We get back the password for level 31, which is 47e603bb428404d265f59c42920d81e5
For this challenge, we again clone a git repository.
Then we can take a look the the readme file.
So we are told to push a file, key.txt to the master branch.
Lets set up the file and try to stage it for a commit and push.
We saw that we were denied by the .gitignore file from adding key.txt, so we can to use the -f option to override .gitignore
Finally, all we have to do is make a commit with out staged file and push the commit to the master branch.
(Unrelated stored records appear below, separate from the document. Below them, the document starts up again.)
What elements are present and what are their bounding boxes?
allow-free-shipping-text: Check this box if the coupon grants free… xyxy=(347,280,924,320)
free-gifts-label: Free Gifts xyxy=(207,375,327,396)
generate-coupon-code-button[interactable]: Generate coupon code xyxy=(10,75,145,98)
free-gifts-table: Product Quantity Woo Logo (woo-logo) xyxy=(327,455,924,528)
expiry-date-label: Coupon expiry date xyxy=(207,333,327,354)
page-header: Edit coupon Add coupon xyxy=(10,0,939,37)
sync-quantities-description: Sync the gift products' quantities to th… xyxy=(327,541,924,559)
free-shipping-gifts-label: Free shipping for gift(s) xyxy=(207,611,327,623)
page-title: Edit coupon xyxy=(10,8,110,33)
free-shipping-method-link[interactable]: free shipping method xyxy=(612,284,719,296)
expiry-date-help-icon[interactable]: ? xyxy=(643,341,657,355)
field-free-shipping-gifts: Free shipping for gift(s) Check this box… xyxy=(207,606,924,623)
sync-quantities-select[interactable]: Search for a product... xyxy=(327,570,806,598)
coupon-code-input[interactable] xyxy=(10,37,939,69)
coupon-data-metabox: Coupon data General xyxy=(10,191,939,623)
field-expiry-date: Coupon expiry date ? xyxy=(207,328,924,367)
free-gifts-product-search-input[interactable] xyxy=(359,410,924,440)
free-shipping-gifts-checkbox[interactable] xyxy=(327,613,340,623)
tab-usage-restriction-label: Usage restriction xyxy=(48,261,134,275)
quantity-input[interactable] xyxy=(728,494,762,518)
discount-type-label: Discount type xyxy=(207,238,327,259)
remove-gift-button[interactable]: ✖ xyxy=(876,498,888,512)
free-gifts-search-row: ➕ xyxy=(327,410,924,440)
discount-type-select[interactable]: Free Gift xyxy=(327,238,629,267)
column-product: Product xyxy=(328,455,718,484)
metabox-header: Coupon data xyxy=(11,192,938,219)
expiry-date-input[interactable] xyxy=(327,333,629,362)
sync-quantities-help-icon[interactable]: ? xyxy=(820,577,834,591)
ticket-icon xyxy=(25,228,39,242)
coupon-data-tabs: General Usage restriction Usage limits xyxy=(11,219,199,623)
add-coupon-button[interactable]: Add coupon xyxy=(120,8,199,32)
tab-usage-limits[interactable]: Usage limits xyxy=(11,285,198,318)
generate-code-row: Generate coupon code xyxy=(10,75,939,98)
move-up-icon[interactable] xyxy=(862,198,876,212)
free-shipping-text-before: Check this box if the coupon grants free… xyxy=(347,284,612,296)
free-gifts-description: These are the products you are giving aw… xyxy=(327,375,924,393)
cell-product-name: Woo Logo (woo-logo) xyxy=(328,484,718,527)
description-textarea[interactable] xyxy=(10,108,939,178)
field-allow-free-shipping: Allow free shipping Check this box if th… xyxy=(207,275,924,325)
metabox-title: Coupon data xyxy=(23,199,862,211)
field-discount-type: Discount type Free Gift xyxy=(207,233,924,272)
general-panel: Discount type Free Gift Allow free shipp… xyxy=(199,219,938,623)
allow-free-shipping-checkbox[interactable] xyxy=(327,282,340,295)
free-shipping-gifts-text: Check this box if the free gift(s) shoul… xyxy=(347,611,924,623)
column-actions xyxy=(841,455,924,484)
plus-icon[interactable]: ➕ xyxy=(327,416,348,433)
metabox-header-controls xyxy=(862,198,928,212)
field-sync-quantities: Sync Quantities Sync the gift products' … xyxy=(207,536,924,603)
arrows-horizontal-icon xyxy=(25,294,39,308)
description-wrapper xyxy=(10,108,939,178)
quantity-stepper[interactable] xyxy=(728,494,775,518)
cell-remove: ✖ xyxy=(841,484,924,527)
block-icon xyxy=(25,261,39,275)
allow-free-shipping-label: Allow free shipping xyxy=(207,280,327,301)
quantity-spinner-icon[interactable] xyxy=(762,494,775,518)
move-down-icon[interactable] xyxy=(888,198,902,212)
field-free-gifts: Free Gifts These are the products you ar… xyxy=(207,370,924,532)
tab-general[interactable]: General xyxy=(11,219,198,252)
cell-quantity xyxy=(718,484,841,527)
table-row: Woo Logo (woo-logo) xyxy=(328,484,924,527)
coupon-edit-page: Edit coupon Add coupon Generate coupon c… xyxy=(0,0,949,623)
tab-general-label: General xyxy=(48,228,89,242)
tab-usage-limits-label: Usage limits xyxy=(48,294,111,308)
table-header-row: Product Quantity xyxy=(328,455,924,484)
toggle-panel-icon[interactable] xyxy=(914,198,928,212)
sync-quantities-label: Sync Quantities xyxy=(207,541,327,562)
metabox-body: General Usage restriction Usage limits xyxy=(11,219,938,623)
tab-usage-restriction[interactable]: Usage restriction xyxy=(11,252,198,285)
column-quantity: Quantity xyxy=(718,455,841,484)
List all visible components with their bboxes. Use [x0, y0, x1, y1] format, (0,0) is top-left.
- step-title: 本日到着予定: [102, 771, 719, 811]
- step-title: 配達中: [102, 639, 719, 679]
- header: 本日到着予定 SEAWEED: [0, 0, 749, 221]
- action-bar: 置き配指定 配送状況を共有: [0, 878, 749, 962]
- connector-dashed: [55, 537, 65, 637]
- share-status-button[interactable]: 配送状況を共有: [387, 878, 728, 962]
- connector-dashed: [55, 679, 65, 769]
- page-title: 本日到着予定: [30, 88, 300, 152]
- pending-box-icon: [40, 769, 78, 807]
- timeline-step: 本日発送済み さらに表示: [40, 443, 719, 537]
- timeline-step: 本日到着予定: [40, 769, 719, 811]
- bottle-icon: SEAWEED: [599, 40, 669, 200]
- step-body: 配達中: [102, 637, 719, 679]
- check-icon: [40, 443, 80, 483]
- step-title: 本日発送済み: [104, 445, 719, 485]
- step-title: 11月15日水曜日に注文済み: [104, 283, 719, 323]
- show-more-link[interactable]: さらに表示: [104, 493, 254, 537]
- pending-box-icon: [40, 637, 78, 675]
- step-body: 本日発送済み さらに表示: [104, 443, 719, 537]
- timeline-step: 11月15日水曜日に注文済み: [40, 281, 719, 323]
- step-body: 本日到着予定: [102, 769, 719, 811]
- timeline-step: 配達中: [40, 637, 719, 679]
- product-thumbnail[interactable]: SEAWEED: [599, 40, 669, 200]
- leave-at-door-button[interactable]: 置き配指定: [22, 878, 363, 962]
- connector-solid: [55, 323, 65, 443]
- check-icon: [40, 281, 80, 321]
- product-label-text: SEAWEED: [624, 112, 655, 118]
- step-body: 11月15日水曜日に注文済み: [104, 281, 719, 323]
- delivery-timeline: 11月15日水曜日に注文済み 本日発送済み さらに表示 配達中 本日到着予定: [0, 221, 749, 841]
And we got the password for level 32, which is 56a9bf19c63d650ce78e6ec0354ee45e
When we log into bandit33, we are thrown into the "UPPERCASE SHELL". We quickly find that commands to not work in this shell and that we need a way out.
We get a shell by entering $0 ino the uppercase shell. We can see to use this as the script is interactive, calling sh on the commands we provide it. The $0 variable denotes the first argument of a command, which we can see is sh.
It worked, and we were dropped into an sh shell. We then can swich to bash for some extra comfort. Next is to try and read the password file for bandit33, stored in the usual place.
So we got the password for level 33, which is c9c3199ddf4121b10cf581a98d51caee
For the last level, we get a nice message congradulating us on finishing the game.